Ogni capitolo è stata una scoperta, un tassello che andava
ad aggiungersi al quadro finale.
Il male, il buio, l’oscurità, il dolore e la morte sono il
passato, il presente e ciò che definisce Sebastian. Sono la sua esistenza, la
sua famiglia, i valori ben radicati in lui.
Hailee rappresenta la sua svolta, la voglia di cambiare, di
migliorarsi, di credere in un futuro diverso.

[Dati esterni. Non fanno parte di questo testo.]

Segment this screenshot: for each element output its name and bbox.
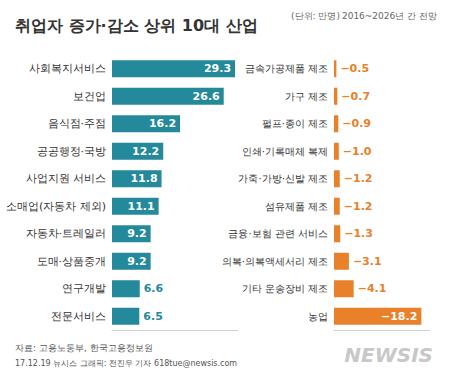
svg-text:−1.0: −1.0 [343,145,372,158]
svg-text:사업지원 서비스: 사업지원 서비스 [26,172,107,185]
svg-text:NEWSIS: NEWSIS [344,343,433,367]
svg-text:−3.1: −3.1 [353,255,382,268]
svg-text:공공행정·국방: 공공행정·국방 [37,145,107,158]
svg-text:의복·의복액세서리 제조: 의복·의복액세서리 제조 [222,256,328,267]
svg-text:금속가공제품 제조: 금속가공제품 제조 [245,63,328,74]
svg-text:보건업: 보건업 [73,90,106,103]
svg-text:전문서비스: 전문서비스 [51,310,106,323]
svg-text:인쇄·기록매체 복제: 인쇄·기록매체 복제 [242,146,328,157]
svg-text:섬유제품 제조: 섬유제품 제조 [265,201,328,212]
svg-text:농업: 농업 [308,311,328,322]
svg-text:가구 제조: 가구 제조 [285,91,328,102]
svg-text:자료: 고용노동부, 한국고용정보원: 자료: 고용노동부, 한국고용정보원 [15,343,153,353]
svg-text:기타 운송장비 제조: 기타 운송장비 제조 [242,283,328,294]
svg-text:−0.5: −0.5 [340,62,369,75]
svg-text:소매업(자동차 제외): 소매업(자동차 제외) [6,200,106,213]
svg-text:자동차·트레일러: 자동차·트레일러 [26,227,107,240]
svg-text:(단위: 만명): (단위: 만명) [291,11,340,21]
svg-text:펄프·종이 제조: 펄프·종이 제조 [262,118,328,129]
svg-text:연구개발: 연구개발 [62,282,106,295]
svg-text:11.1: 11.1 [127,200,154,213]
svg-text:도매·상품중개: 도매·상품중개 [37,255,107,268]
svg-text:−1.2: −1.2 [344,200,373,213]
svg-text:−0.9: −0.9 [342,117,371,130]
svg-text:−4.1: −4.1 [358,282,387,295]
svg-text:가죽·가방·신발 제조: 가죽·가방·신발 제조 [238,173,328,184]
svg-text:−1.3: −1.3 [344,227,373,240]
svg-text:음식점·주점: 음식점·주점 [48,117,107,130]
svg-text:2016~2026년 간 전망: 2016~2026년 간 전망 [342,11,437,21]
svg-text:9.2: 9.2 [127,255,147,268]
svg-text:취업자 증가·감소 상위 10대 산업: 취업자 증가·감소 상위 10대 산업 [15,16,258,35]
svg-text:12.2: 12.2 [132,145,159,158]
svg-text:9.2: 9.2 [127,227,147,240]
svg-text:사회복지서비스: 사회복지서비스 [29,62,106,75]
svg-text:16.2: 16.2 [149,117,176,130]
svg-text:−0.7: −0.7 [341,90,370,103]
svg-text:11.8: 11.8 [130,172,157,185]
svg-text:금융·보험 관련 서비스: 금융·보험 관련 서비스 [228,228,328,239]
svg-text:−1.2: −1.2 [344,172,373,185]
svg-text:29.3: 29.3 [204,62,231,75]
svg-text:17.12.19 뉴시스 그래픽: 전진우 기자 618tu: 17.12.19 뉴시스 그래픽: 전진우 기자 618tue@newsis.c… [15,359,237,368]
svg-text:26.6: 26.6 [193,90,220,103]
svg-text:6.6: 6.6 [144,282,164,295]
svg-text:−18.2: −18.2 [381,310,417,323]
svg-text:6.5: 6.5 [143,310,163,323]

Ammetto di aver provato una certa ansia durante la lettura
di certi capitoli. Una coltre di nubi mi ha avvolta facendomi entrare appieno
nello spirito del romanzo. Ho sentito tutto il nero dell’anima del
protagonista, il dolore della protagonista nell’accettare la sua malattia. Li
ho sentiti come un pugno nello stomaco.
Sebastian e Hailee, sempre in bilico tra la morte e la vita,
tra il buio e la luce, tra il passato e il futuro. Sempre sull’onda di emozioni
contrastanti, nuove, spaventose.
Da una trama del genere, però, devo ammettere che mi
aspettavo qualcosa in più sul piano emozionale. Avrei voluto sentirmi ancora
più coinvolta, avrei voluto sentire l’aria mancarmi e restare ancora più in
bilico con la paura e il desiderio di sapere. La trama è ricca, i colpi di
scena non mancano, la caratterizzazione dei personaggi – anche secondari – è
perfetta, lo stile è fluido e scorrevole. Ma c’è quel però. Quel qualcosa che è mancato.

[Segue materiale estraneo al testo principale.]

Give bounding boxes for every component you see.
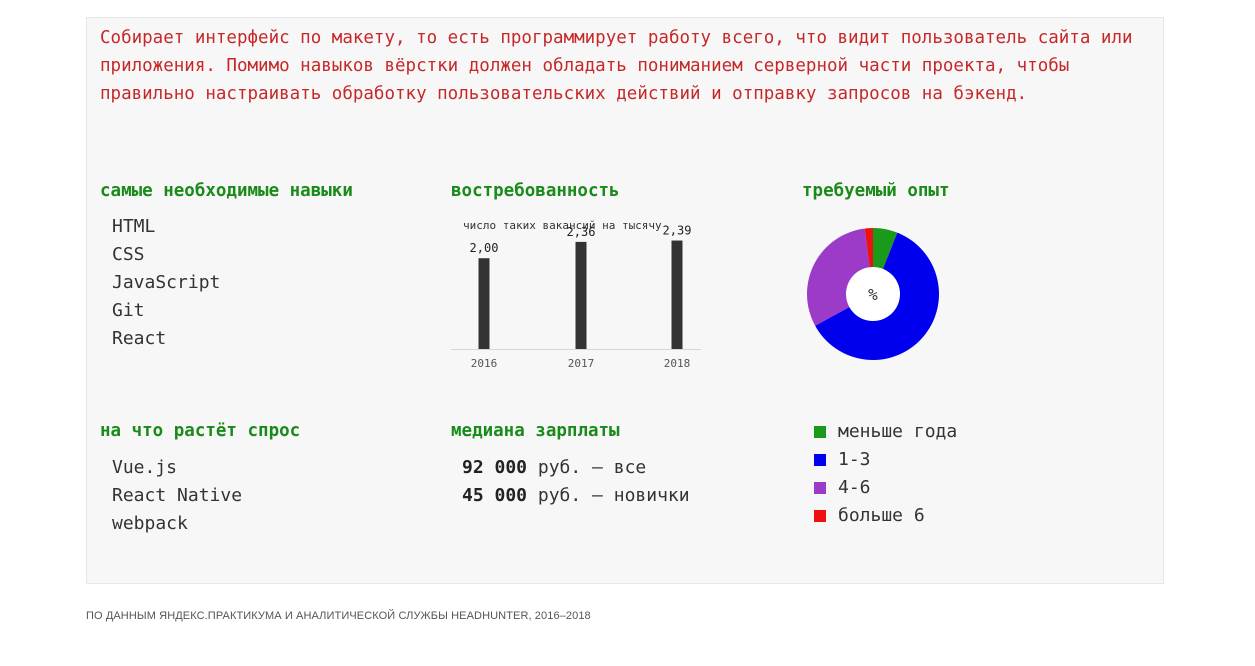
bar-value-label: 2,00 — [470, 241, 499, 255]
growing-heading: на что растёт спрос — [100, 421, 301, 441]
salary-row: 92 000 руб. — все — [462, 454, 690, 482]
salary-label: руб. — все — [527, 457, 647, 478]
salary-heading: медиана зарплаты — [451, 421, 620, 441]
info-card: Собирает интерфейс по макету, то есть пр… — [86, 17, 1164, 584]
legend-item: больше 6 — [814, 502, 957, 530]
legend-swatch — [814, 454, 826, 466]
skills-list: HTML CSS JavaScript Git React — [112, 213, 220, 353]
legend-item: меньше года — [814, 418, 957, 446]
bar-chart-title: число таких вакансий на тысячу — [463, 219, 662, 232]
legend-swatch — [814, 426, 826, 438]
bar-category-label: 2017 — [568, 357, 595, 370]
growing-item: React Native — [112, 485, 243, 506]
bar-2017 — [575, 241, 587, 349]
salary-amount: 92 000 — [462, 457, 528, 478]
legend-swatch — [814, 482, 826, 494]
legend-label: меньше года — [838, 421, 958, 442]
legend-swatch — [814, 510, 826, 522]
skill-item: Git — [112, 300, 145, 321]
salary-row: 45 000 руб. — новички — [462, 482, 690, 510]
profession-description: Собирает интерфейс по макету, то есть пр… — [100, 28, 1133, 104]
demand-bar-chart: число таких вакансий на тысячу 2,00 2016 2,… — [451, 219, 701, 370]
bar-2018 — [671, 240, 683, 349]
salary-label: руб. — новички — [527, 485, 690, 506]
bar-category-label: 2018 — [664, 357, 691, 370]
growing-list: Vue.js React Native webpack — [112, 454, 242, 538]
legend-item: 4-6 — [814, 474, 957, 502]
donut-center-label: % — [868, 285, 878, 304]
source-note: ПО ДАННЫМ ЯНДЕКС.ПРАКТИКУМА И АНАЛИТИЧЕС… — [86, 610, 591, 622]
donut-hole — [846, 267, 900, 321]
skills-heading: самые необходимые навыки — [100, 181, 353, 201]
experience-heading: требуемый опыт — [802, 181, 950, 201]
skill-item: HTML — [112, 216, 156, 237]
legend-label: 4-6 — [838, 477, 871, 498]
bar-value-label: 2,39 — [663, 224, 692, 238]
salary-list: 92 000 руб. — все 45 000 руб. — новички — [462, 454, 690, 510]
salary-amount: 45 000 — [462, 485, 528, 506]
growing-item: webpack — [112, 513, 188, 534]
legend-item: 1-3 — [814, 446, 957, 474]
growing-item: Vue.js — [112, 457, 178, 478]
skill-item: CSS — [112, 244, 145, 265]
bar-value-label: 2,36 — [567, 225, 596, 239]
bar-category-label: 2016 — [471, 357, 498, 370]
skill-item: JavaScript — [112, 272, 221, 293]
experience-legend: меньше года 1-3 4-6 больше 6 — [814, 418, 957, 530]
legend-label: 1-3 — [838, 449, 871, 470]
skill-item: React — [112, 328, 167, 349]
bar-2016 — [478, 258, 490, 349]
legend-label: больше 6 — [838, 505, 925, 526]
experience-donut-chart: % — [807, 228, 939, 360]
demand-heading: востребованность — [451, 181, 620, 201]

Il testo, dal punto di vista formale, presenta qualche
refuso che segnalo per un eccesso di puntigliosità e che non toglie nulla al
romanzo.
Mi piacerebbe dirvi che il finale mi ha soddisfatta, che il
bene ha vinto sul male, che l’amore ha vinto sulla morte. La verità è che non
lo so. Ebbene… ci tocca aspettare il seguito!
Andrew, dimmi che manca poco e regalami un lieto fine perché
già in questo primo volume ci hai inflitto dolore a sufficienza.